Sunday, April 20, 2014

The Book Of The Absurd

Gabriel García Márquez should have held on for a few more days, preferably until the twenty-second or the twenty-third of the month. Had it been the twenty-second, he would have died on the same day in 1616 as Miguel de Cervantes. If the twenty-third, it would have been the same day as Cervantes was buried. It would also have been World Book Day and Saint George's Day, aka (in Catalan) the Diada de Sant Jordi.

García Márquez was the modern Cervantes; his story-telling elevated him to an equal status. They are the two greatest novelists in the Spanish language and they both left an enormous legacy. With Cervantes it was "Don Quijote" and quixotism. García Márquez gave us the epic "One Hundred Years Of Solitude" and magical realism. This combination of the everyday with the fantastical will not pass into dictionary usage in the way that quixotism has, but magical realism is an enduring element of contemporary culture. The juxtaposition of the normal and the absurd can, for example, describe much comedy. As such, García Márquez placed the real next to the surreal. It was story-telling with a splash of Dalism.

There was a common thread to these two literary greats' work. The absurd. A reason why Cervantes is still so meaningful today is that quixotism, the pursuit of impractical ideals that can lead to absurd consequences, might be used as a metaphor for certain political, societal or business aims. If one were being really harsh, one might describe the whole European "project" as quixotic. But then one would have to have a real downer on Europe in order to do so.

The death of García Márquez has been met in Spain with grief tempered with pride at his literary achievements. But though he attained a status to match Cervantes, for the Spanish there is one very crucial difference. He wasn't Spanish. He was a standard-bearer for the Spanish language and so therefore for the notion of "Spanishness", but having been Colombian he can't be claimed as Spain's own.

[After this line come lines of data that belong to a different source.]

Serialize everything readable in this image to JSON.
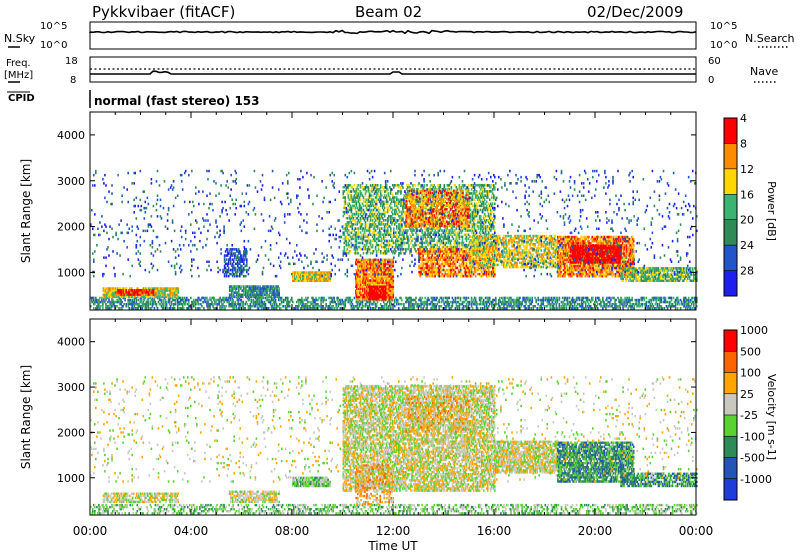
{
  "header": {
    "title": "Pykkvibaer (fitACF)",
    "beam": "Beam 02",
    "date": "02/Dec/2009"
  },
  "params": {
    "nsky_label": "N.Sky",
    "nsky_ticks": [
      "10^5",
      "10^0"
    ],
    "nsearch_label": "N.Search",
    "nsearch_ticks": [
      "10^5",
      "10^0"
    ],
    "freq_label": "Freq.",
    "freq_unit": "[MHz]",
    "freq_ticks": [
      "18",
      "8"
    ],
    "nave_label": "Nave",
    "nave_ticks": [
      "60",
      "0"
    ],
    "cpid_label": "CPID",
    "cpid_text": "normal (fast stereo) 153"
  },
  "chart_data": [
    {
      "type": "heatmap",
      "name": "power",
      "ylabel": "Slant Range [km]",
      "ylim": [
        180,
        4500
      ],
      "yticks": [
        "1000",
        "2000",
        "3000",
        "4000"
      ],
      "xlabel": "Time UT",
      "x_ticks": [
        "00:00",
        "04:00",
        "08:00",
        "12:00",
        "16:00",
        "20:00",
        "00:00"
      ],
      "colorbar": {
        "label": "Power [dB]",
        "ticks": [
          "4",
          "8",
          "12",
          "16",
          "20",
          "24",
          "28"
        ],
        "colors": [
          "#1e1ef0",
          "#2255c8",
          "#2e8b57",
          "#3cb371",
          "#ffd700",
          "#ff8c00",
          "#ff0000"
        ]
      },
      "regions": [
        {
          "t0": 0.0,
          "t1": 24.0,
          "r0": 200,
          "r1": 450,
          "level": 2,
          "density": 0.5
        },
        {
          "t0": 0.5,
          "t1": 3.5,
          "r0": 450,
          "r1": 650,
          "level": 4,
          "density": 0.8
        },
        {
          "t0": 1.0,
          "t1": 2.5,
          "r0": 500,
          "r1": 600,
          "level": 6,
          "density": 0.7
        },
        {
          "t0": 5.5,
          "t1": 7.5,
          "r0": 450,
          "r1": 700,
          "level": 2,
          "density": 0.7
        },
        {
          "t0": 5.3,
          "t1": 6.2,
          "r0": 900,
          "r1": 1500,
          "level": 1,
          "density": 0.5
        },
        {
          "t0": 8.0,
          "t1": 9.5,
          "r0": 800,
          "r1": 1000,
          "level": 4,
          "density": 0.9
        },
        {
          "t0": 10.5,
          "t1": 12.0,
          "r0": 400,
          "r1": 1300,
          "level": 5,
          "density": 0.85
        },
        {
          "t0": 11.0,
          "t1": 11.7,
          "r0": 400,
          "r1": 700,
          "level": 7,
          "density": 0.8
        },
        {
          "t0": 10.0,
          "t1": 16.0,
          "r0": 1400,
          "r1": 2900,
          "level": 3,
          "density": 0.45
        },
        {
          "t0": 12.5,
          "t1": 15.0,
          "r0": 2000,
          "r1": 2800,
          "level": 5,
          "density": 0.5
        },
        {
          "t0": 13.0,
          "t1": 16.0,
          "r0": 900,
          "r1": 1500,
          "level": 5,
          "density": 0.6
        },
        {
          "t0": 15.0,
          "t1": 18.5,
          "r0": 1100,
          "r1": 1800,
          "level": 4,
          "density": 0.55
        },
        {
          "t0": 18.5,
          "t1": 21.5,
          "r0": 900,
          "r1": 1800,
          "level": 5,
          "density": 0.75
        },
        {
          "t0": 19.0,
          "t1": 21.0,
          "r0": 1200,
          "r1": 1600,
          "level": 7,
          "density": 0.7
        },
        {
          "t0": 21.0,
          "t1": 24.0,
          "r0": 800,
          "r1": 1100,
          "level": 3,
          "density": 0.7
        },
        {
          "t0": 0.0,
          "t1": 24.0,
          "r0": 900,
          "r1": 3200,
          "level": 1,
          "density": 0.04
        }
      ]
    },
    {
      "type": "heatmap",
      "name": "velocity",
      "ylabel": "Slant Range [km]",
      "ylim": [
        180,
        4500
      ],
      "yticks": [
        "1000",
        "2000",
        "3000",
        "4000"
      ],
      "xlabel": "Time UT",
      "x_ticks": [
        "00:00",
        "04:00",
        "08:00",
        "12:00",
        "16:00",
        "20:00",
        "00:00"
      ],
      "colorbar": {
        "label": "Velocity [m s-1]",
        "ticks": [
          "1000",
          "500",
          "100",
          "25",
          "-25",
          "-100",
          "-500",
          "-1000"
        ],
        "colors": [
          "#1e3cdc",
          "#2255b4",
          "#2e8b57",
          "#5ad232",
          "#c8c8c0",
          "#ffa500",
          "#ff6400",
          "#ff0000"
        ]
      },
      "regions": [
        {
          "t0": 0.0,
          "t1": 24.0,
          "r0": 200,
          "r1": 420,
          "level": 3,
          "density": 0.35
        },
        {
          "t0": 0.5,
          "t1": 3.5,
          "r0": 450,
          "r1": 650,
          "level": 4,
          "density": 0.6
        },
        {
          "t0": 5.5,
          "t1": 7.5,
          "r0": 450,
          "r1": 700,
          "level": 4,
          "density": 0.6
        },
        {
          "t0": 8.0,
          "t1": 9.5,
          "r0": 800,
          "r1": 1000,
          "level": 3,
          "density": 0.85
        },
        {
          "t0": 10.0,
          "t1": 16.0,
          "r0": 700,
          "r1": 3000,
          "level": 4,
          "density": 0.6
        },
        {
          "t0": 12.5,
          "t1": 15.0,
          "r0": 2000,
          "r1": 2800,
          "level": 5,
          "density": 0.25
        },
        {
          "t0": 10.5,
          "t1": 12.0,
          "r0": 400,
          "r1": 1300,
          "level": 5,
          "density": 0.3
        },
        {
          "t0": 16.0,
          "t1": 18.5,
          "r0": 1100,
          "r1": 1800,
          "level": 4,
          "density": 0.7
        },
        {
          "t0": 18.5,
          "t1": 21.5,
          "r0": 900,
          "r1": 1800,
          "level": 2,
          "density": 0.7
        },
        {
          "t0": 21.0,
          "t1": 24.0,
          "r0": 800,
          "r1": 1100,
          "level": 2,
          "density": 0.6
        },
        {
          "t0": 0.0,
          "t1": 24.0,
          "r0": 900,
          "r1": 3200,
          "level": 4,
          "density": 0.04
        }
      ]
    }
  ]
}
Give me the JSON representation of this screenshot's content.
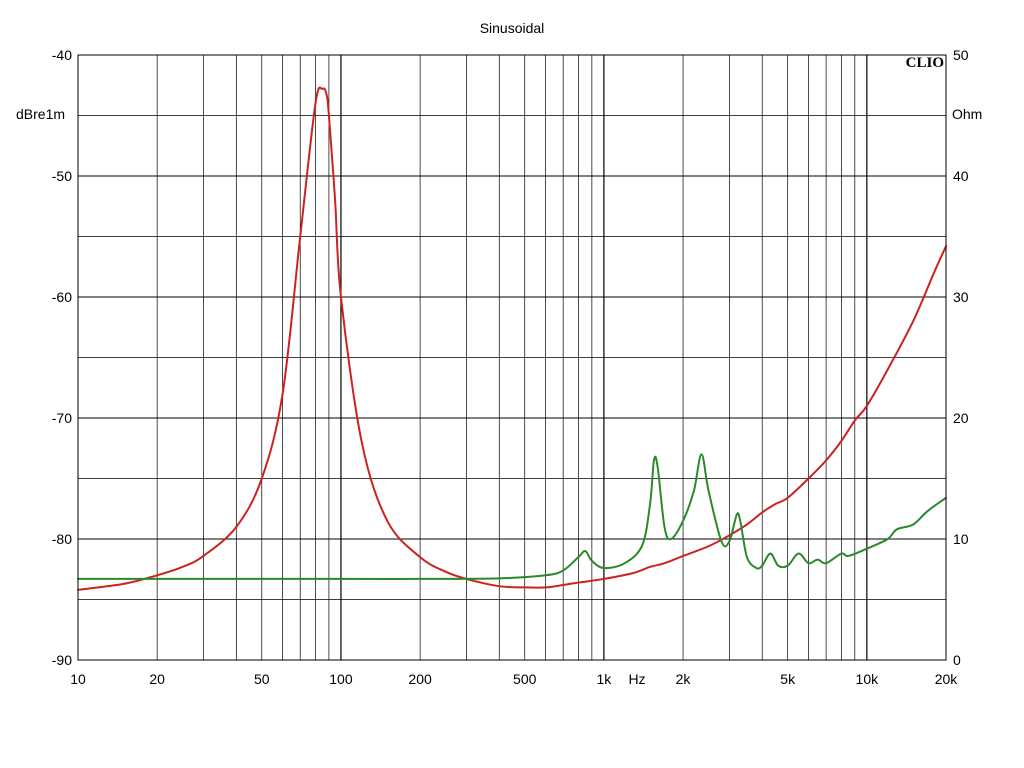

Placing Cervantes and García Márquez on a similar pedestal, one separated by over three centuries, should offer a pause for thought. Despite a rich literary tradition, Spanish has failed to produce novelists or other writers of genuinely global legendary status. Cervantes died, remarkably enough, only one day before William Shakespeare, just one writer in English among numerous others with legendary status. Germany has given several - Böll, the Brothers Grimm, Grass, Hesse, Thomas Mann. French has been about as prolific as English - Honoré de Balzac, Albert Camus, Gustave Flaubert, Victor Hugo, Guy de Maupassant, Marcel Proust, Jean-Jacques Rousseau, Émile Zola, the list goes on.

Spain possessed global presence and the Spanish language still possesses global diffusion and usage. A one-time great power, criteria were in place for literary cultural export in the original language and in translation. Yet somehow, it never really happened in the sense that Spanish writers did not attain the reputations of those from other major European powers. I am trying to think of a good explanation as to why, but I'm struggling.

One conclusion might be that Spain, regardless of one-time empire and that global presence, was and remained on the cultural periphery in European terms. But if this was the case with written culture, the same can't be said for other artistic endeavours. In the last century alone, Spain provided three towering figures to the world of art - Dali, Miró and Picasso. It has also provided the greatest of all - Francisco de Goya.

Whatever the reason, it will probably not be being mulled over too closely on 23 April. Thanks to some clever marketing by Spanish book publishers back in 1923, the burial date of Cervantes was chosen to be the day of the book. It has since become a worldwide "day", having been adopted by UNESCO. That the day happens to also be St. George's Day is just a coincidence. But the Diada de Sant Jordi is as much to do with books - more so in fact - than a saint's day.

Almost inevitably, the day is a day to proudly promote a Catalan literary tradition that was, for so many years during the last century, buried by proscription. In Sa Pobla there is a special honouring of Miquel López Crespí, a native of the town, a writer, novelist, poet and historian.

López Crespí will not be a familiar name. It is certainly not one that has travelled round the world. Yet here is a remarkable man who as a teenager was arrested in 1963 and tortured because of his opposition to the Franco regime. In honouring him, there is an honouring also, thanks to Ramon Llull, of a literary tradition - one in Catalan - which predates Spanish tradition. As a man of literature, López Crespí will doubtless recognise the greats in Castellano - Cervantes and García Márquez. But he would doubtless also reflect on the absurd. Books, in whatever language, should not be proscribed.